In what is shaping up to be another listless trading day, where attention is glued to Hurricane Issac making not one but two landfalls, and the implication for US refining capacity or the lack thereof, here is what has happened so far, via BBG and Deutsche. The overnight session is mixed with Chinese equities under-performing again. The Nikkei and the KOSPI are both around two-tenths of a percent higher. The Shanghai Composite (-0.4%) is lower as the economic slowdown is adding negative pressure on cyclical sector earnings, closing at fresh 3 year lows. Iron ore prices continued to fall amid the weaker growth backdrop in China. Spot iron ore prices were down nearly 5% overnight to their lowest since November 2009. Rio Tinto's 5yr CDS has widened by about 25bp in a week. Rio's share price is down by about 6.6% over the same period. European markets fall, led by the commodity-heavy FTSE 100, with Swedish, Swiss markets rising. The euro rebounds against the dollar. Crude oil falls, metal prices decline. Spanish, Italian bond yields rise slightly, German, U.K., Irish bond yields fall. U.S. futures little changed and 2Q GDP figures are released later today. The state of Italy has sold EUR9 billion in 6 month bills at a 1.69 BTC, yielding 1.585%, the lowest since March, on prayers that Draghi, who was last heard defending the ECB as a non-political institution (whose sole product is the political construct known as the Euro - go figure), will finally step up and act instead of just continuing to talk and make empty promises.
- S&P 500 futures down 0.06% to 1407
- Stoxx 600 down 0.3% to 266.51
- US 10Yr yield down 0bps to 1.63%
- German 10Yr yield down 2bps to 1.32%
- MSCI Asia Pacific up 0.19% to 119.46
- Gold spot up 0.02% to $1667.2/oz
SocGen summarizes what the main events of the day are:
Volatility has started to perk up for most EUR crosses, especially in the shorter dated vs mid and longer maturities, which makes complete sense given the EU event timeline for September. Markets have been slow to catch on, but the return from holidays in Europe and the US after the Labour Day next week is likely to drip feed a rise in volatility to levels more commensurate with historical norms and looming event risk. The biggest vol changes yesterday were registered in EUR/JPY and EUR/GBP (see chart). Outside the EUR, there was also a noticeable bounce in USD/CHF. But as stated above, the current levels are still extremely cheap and 2 to 2.5 vol below the 2y averages. The pressure on the ECB to deliver comes only next week (report the bank will not push for indemnity on any losses on bond holdings allays subordination concerns), ahead of Bernanke's keynote speech this Friday, we are probably dependent on moves in spot for the cost of optionality to extend the moves of the last 24 hours. To this end, we will keep an eye on the headlines coming out of the Merkel-Monti meeting and revised US GDP data.

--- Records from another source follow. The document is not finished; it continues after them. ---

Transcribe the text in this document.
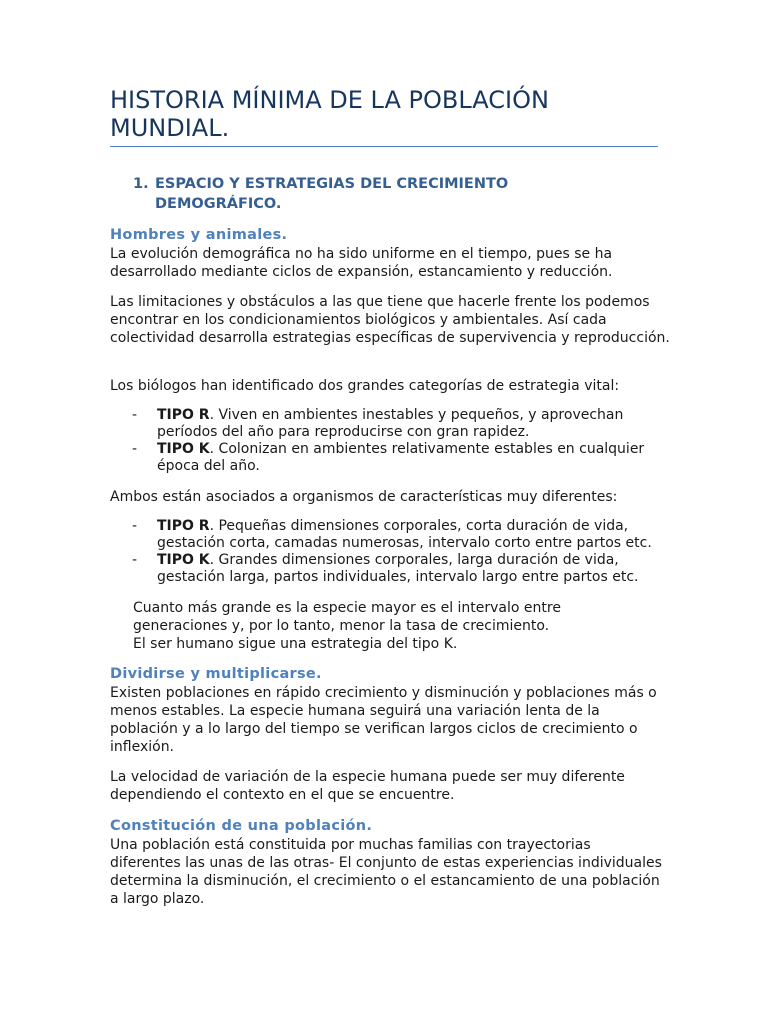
HISTORIA MÍNIMA DE LA POBLACIÓN MUNDIAL.
1. ESPACIO Y ESTRATEGIAS DEL CRECIMIENTO DEMOGRÁFICO.
Hombres y animales.

La evolución demográfica no ha sido uniforme en el tiempo, pues se ha desarrollado mediante ciclos de expansión, estancamiento y reducción.

Las limitaciones y obstáculos a las que tiene que hacerle frente los podemos encontrar en los condicionamientos biológicos y ambientales. Así cada colectividad desarrolla estrategias específicas de supervivencia y reproducción.

Los biólogos han identificado dos grandes categorías de estrategia vital:

- TIPO R. Viven en ambientes inestables y pequeños, y aprovechan períodos del año para reproducirse con gran rapidez.
- TIPO K. Colonizan en ambientes relativamente estables en cualquier época del año.

Ambos están asociados a organismos de características muy diferentes:

- TIPO R. Pequeñas dimensiones corporales, corta duración de vida, gestación corta, camadas numerosas, intervalo corto entre partos etc.
- TIPO K. Grandes dimensiones corporales, larga duración de vida, gestación larga, partos individuales, intervalo largo entre partos etc.

Cuanto más grande es la especie mayor es el intervalo entre generaciones y, por lo tanto, menor la tasa de crecimiento. El ser humano sigue una estrategia del tipo K.

Dividirse y multiplicarse.

Existen poblaciones en rápido crecimiento y disminución y poblaciones más o menos estables. La especie humana seguirá una variación lenta de la población y a lo largo del tiempo se verifican largos ciclos de crecimiento o inflexión.

La velocidad de variación de la especie humana puede ser muy diferente dependiendo el contexto en el que se encuentre.

Constitución de una población.

Una población está constituida por muchas familias con trayectorias diferentes las unas de las otras- El conjunto de estas experiencias individuales determina la disminución, el crecimiento o el estancamiento de una población a largo plazo.
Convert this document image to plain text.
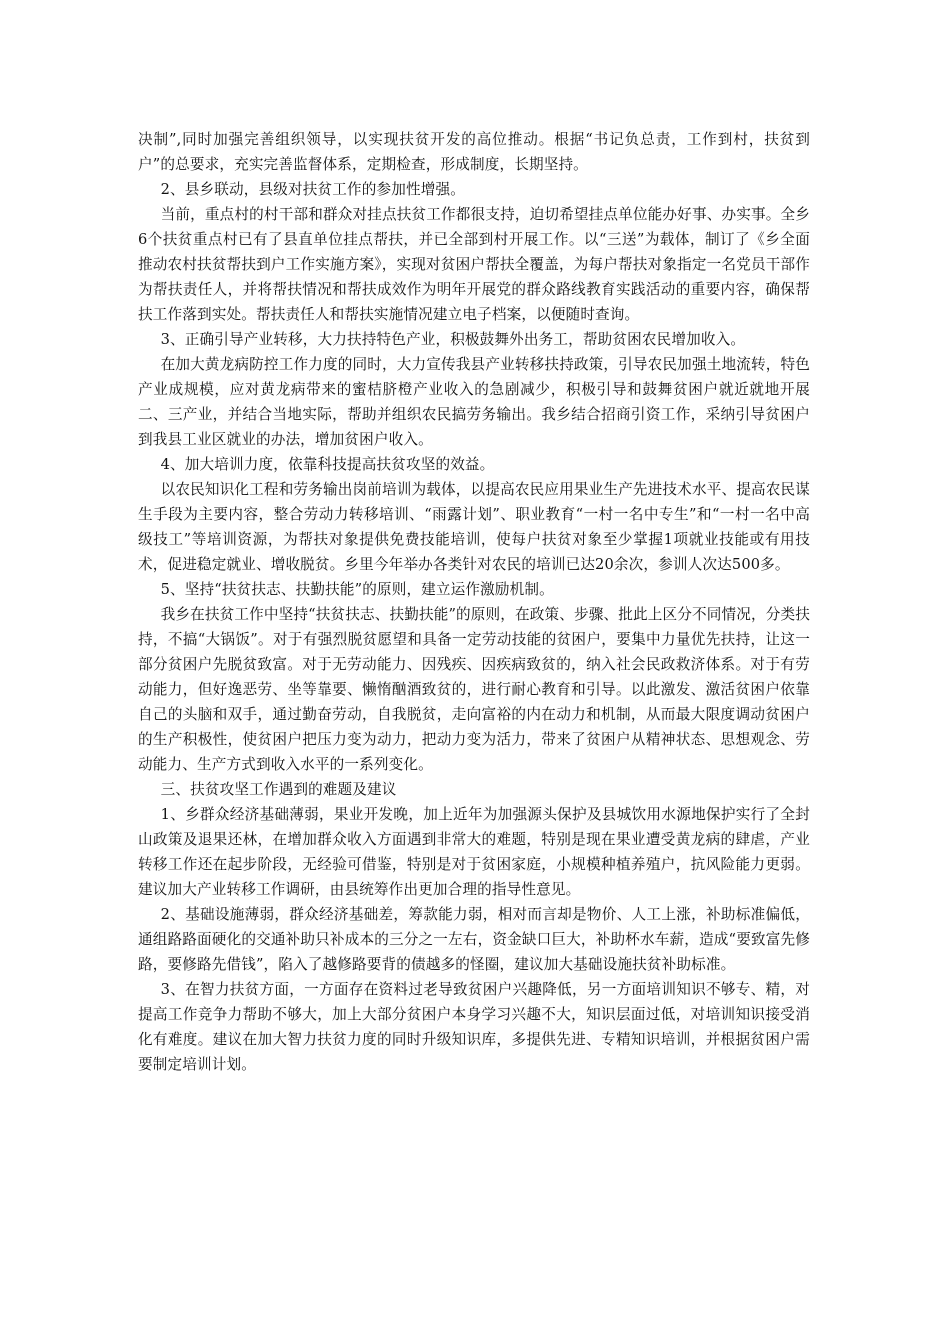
决制”,同时加强完善组织领导，以实现扶贫开发的高位推动。根据“书记负总责，工作到村，扶贫到户”的总要求，充实完善监督体系，定期检查，形成制度，长期坚持。

2、县乡联动，县级对扶贫工作的参加性增强。

当前，重点村的村干部和群众对挂点扶贫工作都很支持，迫切希望挂点单位能办好事、办实事。全乡6个扶贫重点村已有了县直单位挂点帮扶，并已全部到村开展工作。以“三送”为载体，制订了《乡全面推动农村扶贫帮扶到户工作实施方案》，实现对贫困户帮扶全覆盖，为每户帮扶对象指定一名党员干部作为帮扶责任人，并将帮扶情况和帮扶成效作为明年开展党的群众路线教育实践活动的重要内容，确保帮扶工作落到实处。帮扶责任人和帮扶实施情况建立电子档案，以便随时查询。

3、正确引导产业转移，大力扶持特色产业，积极鼓舞外出务工，帮助贫困农民增加收入。

在加大黄龙病防控工作力度的同时，大力宣传我县产业转移扶持政策，引导农民加强土地流转，特色产业成规模，应对黄龙病带来的蜜桔脐橙产业收入的急剧减少，积极引导和鼓舞贫困户就近就地开展二、三产业，并结合当地实际，帮助并组织农民搞劳务输出。我乡结合招商引资工作，采纳引导贫困户到我县工业区就业的办法，增加贫困户收入。

4、加大培训力度，依靠科技提高扶贫攻坚的效益。

以农民知识化工程和劳务输出岗前培训为载体，以提高农民应用果业生产先进技术水平、提高农民谋生手段为主要内容，整合劳动力转移培训、“雨露计划”、职业教育“一村一名中专生”和“一村一名中高级技工”等培训资源，为帮扶对象提供免费技能培训，使每户扶贫对象至少掌握1项就业技能或有用技术，促进稳定就业、增收脱贫。乡里今年举办各类针对农民的培训已达20余次，参训人次达500多。

5、坚持“扶贫扶志、扶勤扶能”的原则，建立运作激励机制。

我乡在扶贫工作中坚持“扶贫扶志、扶勤扶能”的原则，在政策、步骤、批此上区分不同情况，分类扶持，不搞“大锅饭”。对于有强烈脱贫愿望和具备一定劳动技能的贫困户，要集中力量优先扶持，让这一部分贫困户先脱贫致富。对于无劳动能力、因残疾、因疾病致贫的，纳入社会民政救济体系。对于有劳动能力，但好逸恶劳、坐等靠要、懒惰酗酒致贫的，进行耐心教育和引导。以此激发、激活贫困户依靠自己的头脑和双手，通过勤奋劳动，自我脱贫，走向富裕的内在动力和机制，从而最大限度调动贫困户的生产积极性，使贫困户把压力变为动力，把动力变为活力，带来了贫困户从精神状态、思想观念、劳动能力、生产方式到收入水平的一系列变化。

三、扶贫攻坚工作遇到的难题及建议

1、乡群众经济基础薄弱，果业开发晚，加上近年为加强源头保护及县城饮用水源地保护实行了全封山政策及退果还林，在增加群众收入方面遇到非常大的难题，特别是现在果业遭受黄龙病的肆虐，产业转移工作还在起步阶段，无经验可借鉴，特别是对于贫困家庭，小规模种植养殖户，抗风险能力更弱。建议加大产业转移工作调研，由县统筹作出更加合理的指导性意见。

2、基础设施薄弱，群众经济基础差，筹款能力弱，相对而言却是物价、人工上涨，补助标准偏低，通组路路面硬化的交通补助只补成本的三分之一左右，资金缺口巨大，补助杯水车薪，造成“要致富先修路，要修路先借钱”，陷入了越修路要背的债越多的怪圈，建议加大基础设施扶贫补助标准。

3、在智力扶贫方面，一方面存在资料过老导致贫困户兴趣降低，另一方面培训知识不够专、精，对提高工作竞争力帮助不够大，加上大部分贫困户本身学习兴趣不大，知识层面过低，对培训知识接受消化有难度。建议在加大智力扶贫力度的同时升级知识库，多提供先进、专精知识培训，并根据贫困户需要制定培训计划。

A rather busy calendar today sees the release of the Swiss KOF leading indicator, German CPI and revised US Q2 GDP. Focus in the eurozone will be on the meeting between German Chancellor Merkel and Italian PM Monti. Suggestions of what the ECB will or will not announce next week continue to centre on ‘yield caps' or a ‘yield range' or volatility for peripheral bonds. It was no surprise that the EU yesterday fully endorsed the ECB bond-buying proposal. All we need is a formal request from Spain.